IA et RGPD en entreprise : ce qu'il faut savoir
Vos équipes collent déjà des e-mails clients, des CV ou des contrats dans ChatGPT. Le problème : la plupart ignorent que ces données personnelles peuvent partir sur des serveurs hors UE et servir à entraîner un modèle. Voici comment concilier IA et RGPD en entreprise, sans brider vos usages ni risquer une sanction CNIL.
L'IA est-elle compatible avec le RGPD ?
Oui, l'IA et le RGPD sont compatibles, à condition de respecter les mêmes règles que pour tout traitement de données : une base légale, une finalité claire, la minimisation des données et un encadrement des sous-traitants. Le RGPD ne vise pas l'IA en tant que technologie, mais l'usage que vous faites des données personnelles.
La CNIL l'a répété : rien dans le RGPD n'interdit d'utiliser l'intelligence artificielle.

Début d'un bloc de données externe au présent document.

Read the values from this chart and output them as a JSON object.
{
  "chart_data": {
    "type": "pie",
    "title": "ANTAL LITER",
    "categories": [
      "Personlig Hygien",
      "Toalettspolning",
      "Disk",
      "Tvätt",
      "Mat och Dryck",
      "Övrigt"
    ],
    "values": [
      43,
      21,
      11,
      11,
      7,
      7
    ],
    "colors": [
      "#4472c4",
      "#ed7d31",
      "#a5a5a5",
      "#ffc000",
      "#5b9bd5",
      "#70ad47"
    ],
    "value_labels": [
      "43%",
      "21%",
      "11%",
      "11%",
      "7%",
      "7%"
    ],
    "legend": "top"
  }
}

Ce qui compte, c'est ce que vous donnez à manger à l'outil et où ces données atterrissent.
Le risque n'est donc pas d'utiliser l'IA. Il vient d'un usage aveugle : coller des informations sensibles sans savoir qui les héberge, ni ce qu'elles deviennent ensuite.
Avant d'entrer dans le détail des obligations, un rappel utile : la conformité passe autant par les outils que par la formation de vos équipes à la maîtrise de l'IA, désormais exigée par l'AI Act.

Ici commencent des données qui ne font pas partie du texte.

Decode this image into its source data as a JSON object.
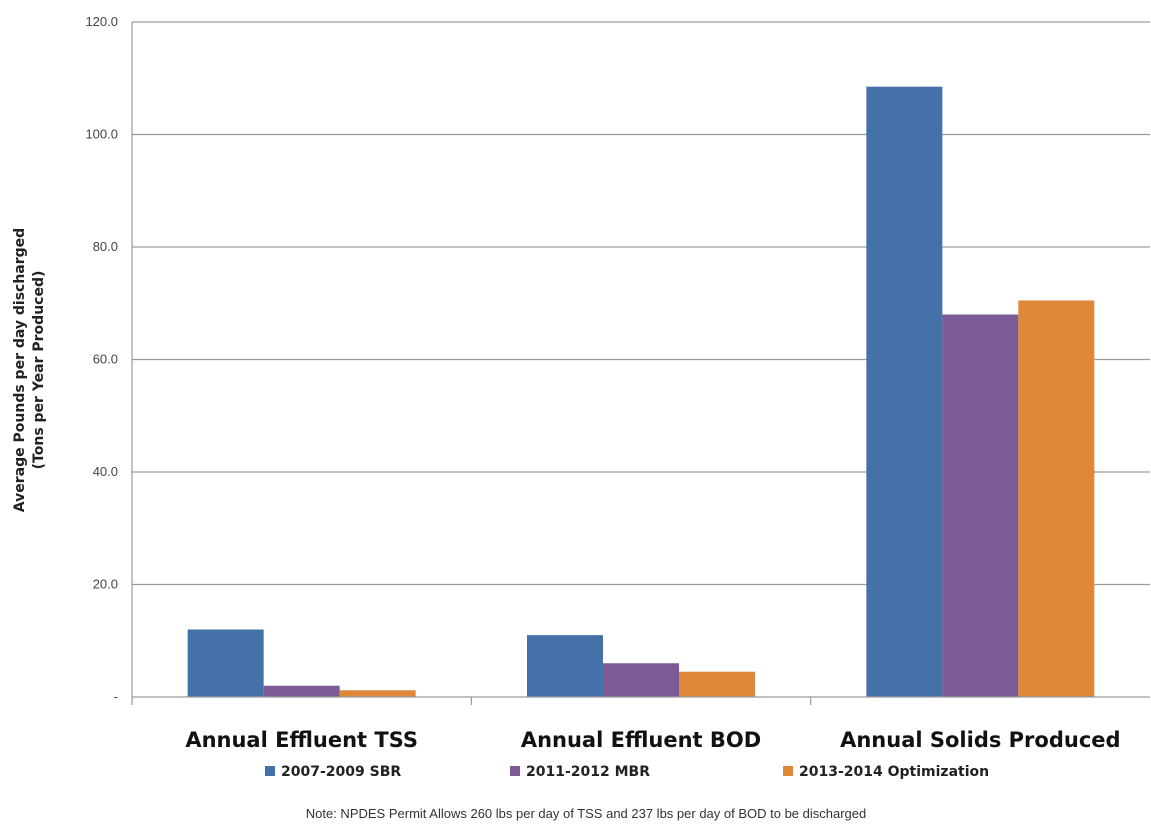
{
  "chart_data": {
    "type": "bar",
    "categories": [
      "Annual Effluent TSS",
      "Annual Effluent BOD",
      "Annual Solids Produced"
    ],
    "series": [
      {
        "name": "2007-2009 SBR",
        "values": [
          12.0,
          11.0,
          108.5
        ],
        "color": "#4472a8"
      },
      {
        "name": "2011-2012 MBR",
        "values": [
          2.0,
          6.0,
          68.0
        ],
        "color": "#7b5a96"
      },
      {
        "name": "2013-2014 Optimization",
        "values": [
          1.2,
          4.5,
          70.5
        ],
        "color": "#e0883a"
      }
    ],
    "ylabel_line1": "Average Pounds per day discharged",
    "ylabel_line2": "(Tons per Year Produced)",
    "ylim": [
      0,
      120
    ],
    "yticks": [
      {
        "value": 0,
        "label": "-"
      },
      {
        "value": 20,
        "label": "20.0"
      },
      {
        "value": 40,
        "label": "40.0"
      },
      {
        "value": 60,
        "label": "60.0"
      },
      {
        "value": 80,
        "label": "80.0"
      },
      {
        "value": 100,
        "label": "100.0"
      },
      {
        "value": 120,
        "label": "120.0"
      }
    ],
    "grid": true,
    "legend_position": "bottom",
    "note": "Note: NPDES Permit Allows 260 lbs per day of TSS and 237 lbs per day of BOD to be discharged"
  }
}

Quand l'usage de l'IA relève-t-il du RGPD ?
Dès qu'un outil d'IA traite une donnée permettant d'identifier une personne, le RGPD s'applique. Un nom, un e-mail, un numéro de téléphone, un CV, un compte-rendu d'entretien ou même une adresse IP suffisent. À l'inverse, une donnée totalement anonyme échappe au règlement.
La frontière est plus large qu'on ne le croit. Un prénom associé à une fonction dans une PME peut suffire à identifier quelqu'un.
En pratique, dès que vous demandez à une IA de résumer un e-mail client, de trier des candidatures ou de rédiger une réponse à un prospect, vous traitez des données personnelles.
- Coordonnées de clients, prospects, salariés ou candidats
- CV, lettres de motivation, comptes-rendus d'entretien
- Échanges e-mail nominatifs collés dans un prompt
- Données de santé, opinions, situation financière (données sensibles, régime renforcé)
Peut-on utiliser ChatGPT avec des données personnelles ?
Oui, mais pas n'importe quelle version ni n'importe comment. La version grand public de ChatGPT peut réutiliser vos saisies pour améliorer le modèle et héberge les données hors UE. Pour un usage professionnel conforme, il faut une offre entreprise avec engagement de confidentialité et non-réutilisation des données.
La différence est décisive. Sur un compte gratuit, ce que vous tapez peut nourrir l'entraînement du modèle par défaut. Sur une offre Team, Enterprise ou via API, l'éditeur s'engage contractuellement à ne pas réutiliser vos données.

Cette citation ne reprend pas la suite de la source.